Diesen Diskurs des Sich-Entziehens und des Spielens nach individuellen und womöglich selbsterschaffenen (Körper)-Regeln verlässt sie aktuell also. Eilish ist endgültig im Zentrum der kommerziellen Popkultur angekommen und hat sich offenbar ganz bewusst dorthin begeben. Dort toben aber Kämpfe und Diskurse darum, welche Körper zählen, welche Körper-Inszenierungen Klicks generieren und wie und vor allem wer sich wie viel Selbstbestimmung erlauben kann.

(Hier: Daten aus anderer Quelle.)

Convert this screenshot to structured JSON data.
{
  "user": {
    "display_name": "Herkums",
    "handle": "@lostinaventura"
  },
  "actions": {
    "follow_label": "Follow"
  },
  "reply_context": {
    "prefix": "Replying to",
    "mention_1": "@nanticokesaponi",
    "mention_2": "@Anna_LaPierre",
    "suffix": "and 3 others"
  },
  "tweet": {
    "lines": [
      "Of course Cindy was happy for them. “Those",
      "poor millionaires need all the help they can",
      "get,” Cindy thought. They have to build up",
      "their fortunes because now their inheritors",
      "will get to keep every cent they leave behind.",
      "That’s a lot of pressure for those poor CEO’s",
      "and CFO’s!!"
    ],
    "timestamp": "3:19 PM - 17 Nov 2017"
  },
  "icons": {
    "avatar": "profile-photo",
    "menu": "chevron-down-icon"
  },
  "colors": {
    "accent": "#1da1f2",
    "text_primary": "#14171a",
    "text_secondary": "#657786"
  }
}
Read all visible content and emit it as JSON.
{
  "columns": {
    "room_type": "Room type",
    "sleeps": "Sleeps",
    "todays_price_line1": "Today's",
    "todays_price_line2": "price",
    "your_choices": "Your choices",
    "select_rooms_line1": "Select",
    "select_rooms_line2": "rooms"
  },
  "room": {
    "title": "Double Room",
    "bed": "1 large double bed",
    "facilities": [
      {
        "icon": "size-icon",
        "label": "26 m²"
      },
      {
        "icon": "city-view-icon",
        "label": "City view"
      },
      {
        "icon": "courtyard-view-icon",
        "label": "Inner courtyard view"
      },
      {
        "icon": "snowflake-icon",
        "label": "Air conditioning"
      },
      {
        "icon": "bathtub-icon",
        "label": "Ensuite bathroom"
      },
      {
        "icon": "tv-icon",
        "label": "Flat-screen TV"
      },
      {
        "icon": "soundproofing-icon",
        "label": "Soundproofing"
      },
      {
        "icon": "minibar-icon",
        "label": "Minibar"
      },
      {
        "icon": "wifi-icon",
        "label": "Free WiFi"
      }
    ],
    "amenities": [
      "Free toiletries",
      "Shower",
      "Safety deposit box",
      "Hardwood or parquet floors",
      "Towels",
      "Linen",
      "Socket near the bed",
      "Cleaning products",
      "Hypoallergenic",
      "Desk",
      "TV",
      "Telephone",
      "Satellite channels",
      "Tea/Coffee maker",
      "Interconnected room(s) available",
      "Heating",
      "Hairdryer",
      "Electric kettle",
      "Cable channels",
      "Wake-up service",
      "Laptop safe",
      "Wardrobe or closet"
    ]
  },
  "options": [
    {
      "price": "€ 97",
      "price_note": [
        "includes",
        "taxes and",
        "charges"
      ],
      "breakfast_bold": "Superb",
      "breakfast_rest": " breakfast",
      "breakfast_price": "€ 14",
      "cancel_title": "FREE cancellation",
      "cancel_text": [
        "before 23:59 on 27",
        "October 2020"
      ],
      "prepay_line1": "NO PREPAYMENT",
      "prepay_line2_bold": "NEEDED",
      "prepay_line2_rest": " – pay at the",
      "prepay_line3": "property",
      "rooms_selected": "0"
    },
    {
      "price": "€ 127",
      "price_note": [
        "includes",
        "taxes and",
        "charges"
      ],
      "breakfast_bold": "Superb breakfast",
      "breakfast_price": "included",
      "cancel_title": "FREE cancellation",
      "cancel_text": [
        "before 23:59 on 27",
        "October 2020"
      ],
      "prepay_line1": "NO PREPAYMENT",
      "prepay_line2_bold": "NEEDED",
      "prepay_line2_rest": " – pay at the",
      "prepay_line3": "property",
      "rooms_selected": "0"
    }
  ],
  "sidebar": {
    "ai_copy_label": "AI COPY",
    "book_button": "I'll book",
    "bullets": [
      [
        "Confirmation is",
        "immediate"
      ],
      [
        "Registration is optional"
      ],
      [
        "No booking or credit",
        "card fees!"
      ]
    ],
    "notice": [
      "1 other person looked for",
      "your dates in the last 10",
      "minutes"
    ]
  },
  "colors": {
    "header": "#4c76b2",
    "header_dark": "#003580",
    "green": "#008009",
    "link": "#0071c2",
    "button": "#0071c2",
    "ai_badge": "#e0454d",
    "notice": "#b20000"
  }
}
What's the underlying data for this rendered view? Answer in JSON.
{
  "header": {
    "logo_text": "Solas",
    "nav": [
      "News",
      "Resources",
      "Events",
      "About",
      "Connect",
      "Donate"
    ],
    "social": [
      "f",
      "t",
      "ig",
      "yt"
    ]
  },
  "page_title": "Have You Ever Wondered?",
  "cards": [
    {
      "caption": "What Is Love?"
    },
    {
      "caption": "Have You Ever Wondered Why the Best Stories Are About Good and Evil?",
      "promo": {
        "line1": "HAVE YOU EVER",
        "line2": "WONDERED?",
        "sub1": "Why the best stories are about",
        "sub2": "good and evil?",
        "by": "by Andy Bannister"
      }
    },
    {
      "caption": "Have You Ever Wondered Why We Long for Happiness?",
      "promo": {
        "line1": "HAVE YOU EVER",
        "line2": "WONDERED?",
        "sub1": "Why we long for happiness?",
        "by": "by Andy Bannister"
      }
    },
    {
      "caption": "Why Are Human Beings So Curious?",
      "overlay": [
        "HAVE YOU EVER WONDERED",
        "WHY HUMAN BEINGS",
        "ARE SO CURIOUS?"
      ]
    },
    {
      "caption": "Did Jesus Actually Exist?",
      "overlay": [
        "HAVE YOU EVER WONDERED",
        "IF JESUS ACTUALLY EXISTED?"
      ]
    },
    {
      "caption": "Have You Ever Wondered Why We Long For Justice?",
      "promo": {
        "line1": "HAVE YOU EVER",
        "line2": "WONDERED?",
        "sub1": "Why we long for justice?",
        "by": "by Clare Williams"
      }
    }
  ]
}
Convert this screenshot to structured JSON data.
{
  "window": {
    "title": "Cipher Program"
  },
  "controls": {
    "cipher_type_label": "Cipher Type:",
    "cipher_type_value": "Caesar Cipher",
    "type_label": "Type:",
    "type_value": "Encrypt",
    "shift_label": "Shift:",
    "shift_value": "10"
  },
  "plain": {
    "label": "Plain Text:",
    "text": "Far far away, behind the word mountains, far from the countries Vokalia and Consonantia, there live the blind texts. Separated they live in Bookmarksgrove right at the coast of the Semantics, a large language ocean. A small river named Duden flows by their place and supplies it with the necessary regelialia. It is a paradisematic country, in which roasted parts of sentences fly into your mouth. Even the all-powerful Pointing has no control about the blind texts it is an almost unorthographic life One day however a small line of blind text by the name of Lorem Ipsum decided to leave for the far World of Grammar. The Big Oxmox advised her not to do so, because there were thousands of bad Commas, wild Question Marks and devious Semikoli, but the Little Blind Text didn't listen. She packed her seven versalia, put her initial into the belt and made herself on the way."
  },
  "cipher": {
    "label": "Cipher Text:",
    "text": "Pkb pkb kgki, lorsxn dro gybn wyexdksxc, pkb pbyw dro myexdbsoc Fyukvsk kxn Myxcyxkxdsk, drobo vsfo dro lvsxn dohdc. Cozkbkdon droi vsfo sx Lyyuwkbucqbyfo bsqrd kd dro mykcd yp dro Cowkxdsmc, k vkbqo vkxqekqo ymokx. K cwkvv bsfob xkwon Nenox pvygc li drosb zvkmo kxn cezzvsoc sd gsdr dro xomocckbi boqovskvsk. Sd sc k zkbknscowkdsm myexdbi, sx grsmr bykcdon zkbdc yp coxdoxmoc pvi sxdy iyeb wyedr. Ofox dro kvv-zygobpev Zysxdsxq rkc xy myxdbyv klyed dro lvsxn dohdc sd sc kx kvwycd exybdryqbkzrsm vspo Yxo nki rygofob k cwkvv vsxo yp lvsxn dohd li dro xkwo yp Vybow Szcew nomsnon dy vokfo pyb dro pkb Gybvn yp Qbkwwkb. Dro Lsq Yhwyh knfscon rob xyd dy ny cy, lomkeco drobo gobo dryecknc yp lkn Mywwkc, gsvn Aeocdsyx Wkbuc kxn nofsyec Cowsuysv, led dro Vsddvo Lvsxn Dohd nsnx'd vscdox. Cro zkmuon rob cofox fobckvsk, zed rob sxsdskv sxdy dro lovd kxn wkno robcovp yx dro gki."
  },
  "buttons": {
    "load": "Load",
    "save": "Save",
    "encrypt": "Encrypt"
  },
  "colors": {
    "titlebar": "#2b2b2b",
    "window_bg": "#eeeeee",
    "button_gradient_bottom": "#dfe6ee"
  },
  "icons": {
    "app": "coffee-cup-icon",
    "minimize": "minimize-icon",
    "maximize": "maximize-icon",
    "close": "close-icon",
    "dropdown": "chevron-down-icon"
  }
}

Insofern ist der Zeitpunkt, den Eilish für ihren Imagewandel wählt nicht unklug anvisiert. Sie ist bereits ein Weltstar und das Narrativ, dass sie ihre Songs weitestgehend zuhause mit ihrem Bruder schreibt, hat ihr einen Status der Unabhängigkeit verschafft. Nicht die Pop-Industrie diktiert ihr damit, wie sie zu klingen hat, sondern sie drückt ebenjener ihren eigenen, intentionalen Stempel auf. Indem sie mit ihrer Musik den Zeitgeist trifft, sind Plattfirmen & Co. von ihrem Wohlwollen und Tun abhängig – und nicht umgekehrt.
So verhält es sich höchstwahrscheinlich auch mit ihren aktuellen Bildern. Ebenso sehr wie sie sich in der Popmusik der Gegenwart mit ihrer eigenen Handschrift durchgesetzt hat, so sehr versucht sie das jetzt auf der Ebene der Körper-Inszenierung zu vollbringen, die meist untrennbarer Kontext zum Pop-Kunstwerk darstellte und darstellt.
Insofern sind besagte Bilder für sie ein Vorstoß, ein Sprung hinein in einen „Raum“, den sie, anders als in der Musik, noch nicht auf ihre Weise auslegt und mit-definiert hat. Die Bilder zeigen, abgesehen von dem klassisch notorisch-gelangweilten Blick von Eilish, (noch) nicht die Individualität ihres Musikschaffen. Es ist eher ein Auftakt. Eilish hat aber Gestaltungswillen – das hat sich schon oft bewiesen. Diesen gilt es gegenäwrtig im Auge zu behalten. Der Vorstoß in diese Ebene der Popwelt könnte sich nämlich als goldrichtig erweisen – oder auch als der erste strategische Fehler, den sie in ihrer Musikkarriere bisher gemacht hat. Mutig ist er allemal.